PT Bank Permata Tbk (BNLI) berkomitmen untuk menambah porsi kepemilikan saham publik hingga memenuhi ketentuan Bursa Efek Indonesia (BEI) minimal 7,5%. Saat ini, publik hanya memiliki 1,29% saham di Bank Permata, setelah Bangkok Bank Public Company Limited mengakuisisi saham perusahaan dan melakukan tender wajib.
"Memang saat ini saham publik 1,29%. Hal itu disebabkan karena pada Oktober 2020, pemegang saham kami melakukan mandatory tender offer (penawaran saham) sebagai tindak lanjut atas akuisisi 89,12% kepemilikan atas Bank Permata," kata Direktur Keuangan Bank Permata Lea Kusumawijaya dalam paparan publik, Selasa (14/9).
Lea mengatakan, dalam kurun waktu dua tahun setelah akuisisi dilakukan, Bangkok Bank memang wajib memenuhi aturan lembar saham minoritas yang beredar atau free float tersebut. Ia mengatakan Bangkok Bank berkomitmen untuk menurunkan kepemilikan sahamnya menjadi 89% dari yang saat ini 98,71%.
Dengan demikian, Lea menegaskan, Bank Permata tidak ada rencana untuk menghapus pencatatan saham atau delisting dari BEI. "Kami tentunya akan memenuhi ketentuan minimum sesudah penyelesaian free float dari saham yang kemarin dibeli oleh Bangkok Bank. Jadi tidak ada rencana untuk go private (menjadi perusahaan tertutup) untuk saat ini," kata Lea.
Seperti diketahui, pertengahan tahun lalu, Bangkok Bank menyelesaikan transaksi akuisisi Bank Permata dari PT Astra International Tbk dan Standard Chartered Bank masing-masing dengan kepemilikan 44,56%. Nilai akuisisinya diperkirakan mencapai Rp 37,43 triliun.
Setelah menjadi pemegang saham pengendali, Bangkok Bank diwajibkan untuk melakukan tender offer kepada pemegang saham lainnya. Pengendali baru tersebut melakukan tender wajib pada akhir Agustus 2020 dengan harga penawaran Rp 1.347 per saham.
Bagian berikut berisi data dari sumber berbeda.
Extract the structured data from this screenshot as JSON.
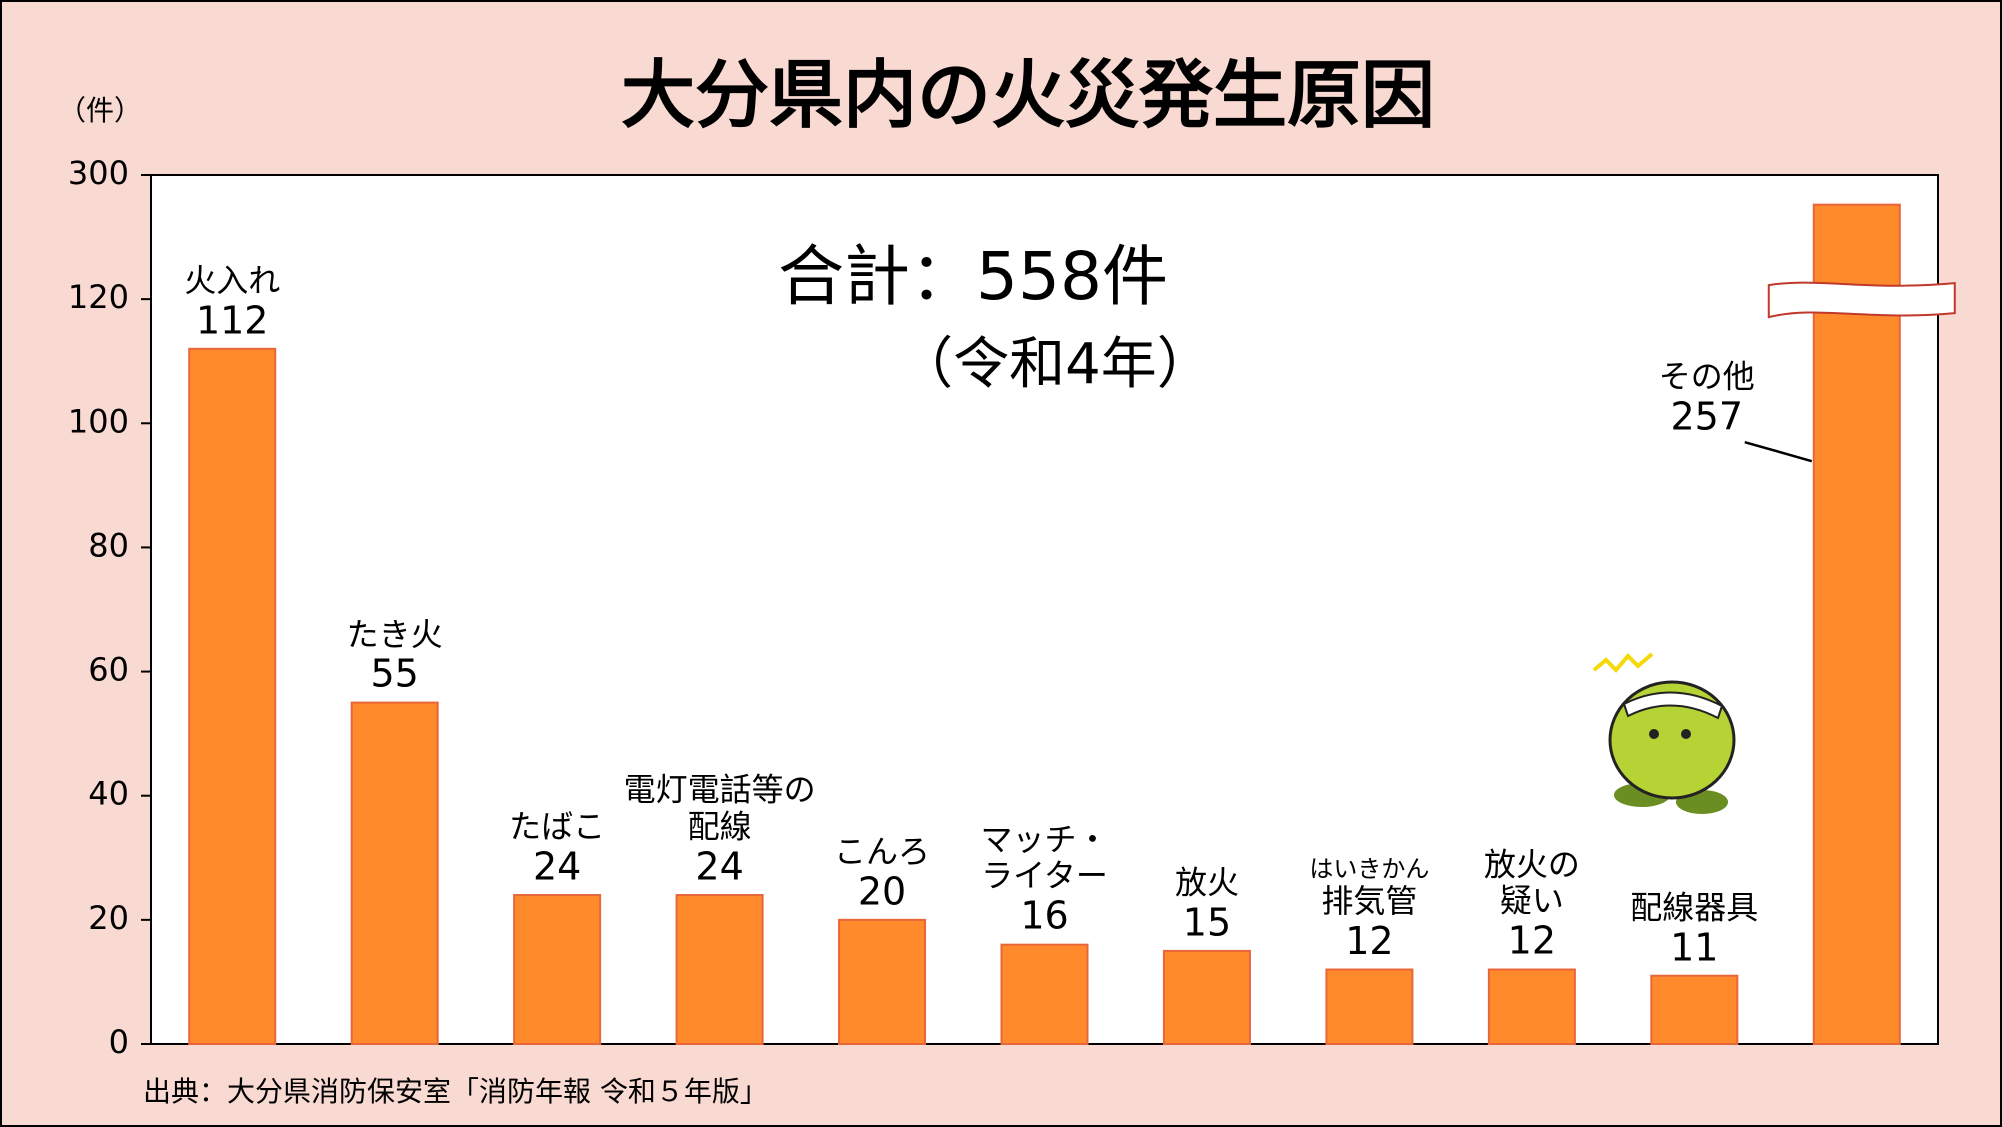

Pada semester I-2021, Bank Permata berhasil membukukan laba bersih Rp 639 miliar atau tumbuh 74,3% dari Rp 366 miliar pada periode sama tahun lalu. Kenaikan laba bersih tersebut, sejalan dengan naiknya pendapatan dari seluruh segmen, yaitu ritel, wholesale, dan syariah.
"Ini merupakan prestasi yang cukup memuaskan mengingat kondisi perekonomian yang belum terlalu kondusif," kata Lea.
Rasio net interest margin Bank Permata per Juni 2021 ada di level 4,4%. Angka tersebut tidak terlalu berfluktuasi dibandingkan periode sama tahun lalu di level 4,5%. Lea mengatakan, NIM sedikit mengalami penurunan sejalan dengan penurunan benchmark suku bunga yang digariskan oleh regulator.
Bank Permata juga mampu melakukan efisiensi yang tercermin dari penurunan rasio biaya terhadap pendapatan (cost to income ratio) yang pada Juni 2020 di level 57,5% menjadi 52,7% per Juni 2021. Salah satu faktor yang menurunkan biaya tersebut adalah upaya digitalisasi Bank Permata.
"Bagaimana kami mencapai penurunan ini karena memang dengan adanya transaksi yang sekarang bisa dilakukan melalui platform digital, tentu menumbuhkan efisiensi kegiatan operasional bank," kata Lea.
Dari sisi kredit, Bank Permata mampu menyalurkan pinjaman Rp 120,8 triliun sepanjang semester I-2021 atau mengalami peningkatan hingga 16,6% secara tahunan dari Rp 103,7 triliun. Sektor yang tumbuh adalah wholesale, dari Rp 52,7 triliun menjadi Rp 73,7 triliun.
Sementara itu, penyaluran kredit kepada sektor retail mengalami penurunan dari Rp 48,4 triliun menjadi Rp 44,2 triliun. Lea menjelaskan, sektor ini cukup menantang di tengah pandemi Covid-19 terutama untuk penyaluran kredit pemilikan rumah (KPR) dan kredit kendaraan bermotor (KKB).
Rasio kredit seret alias non-performing loan (NPL) Bank Permata per Juni 2021 mencapai 3,3%. Level tersebut turun dibandingkan periode sama tahun lalu di level 3,7%. Tapi, jika dibandingkan Desember 2020, NPL tercatat naik dari 2,9%.
"Rasio NPL dengan adanya pandemi, risiko kredit inheren secara umum meningkat ini bukan hanya dialami Permata tapi juga industri perbankan pada umumnya," kata Lea.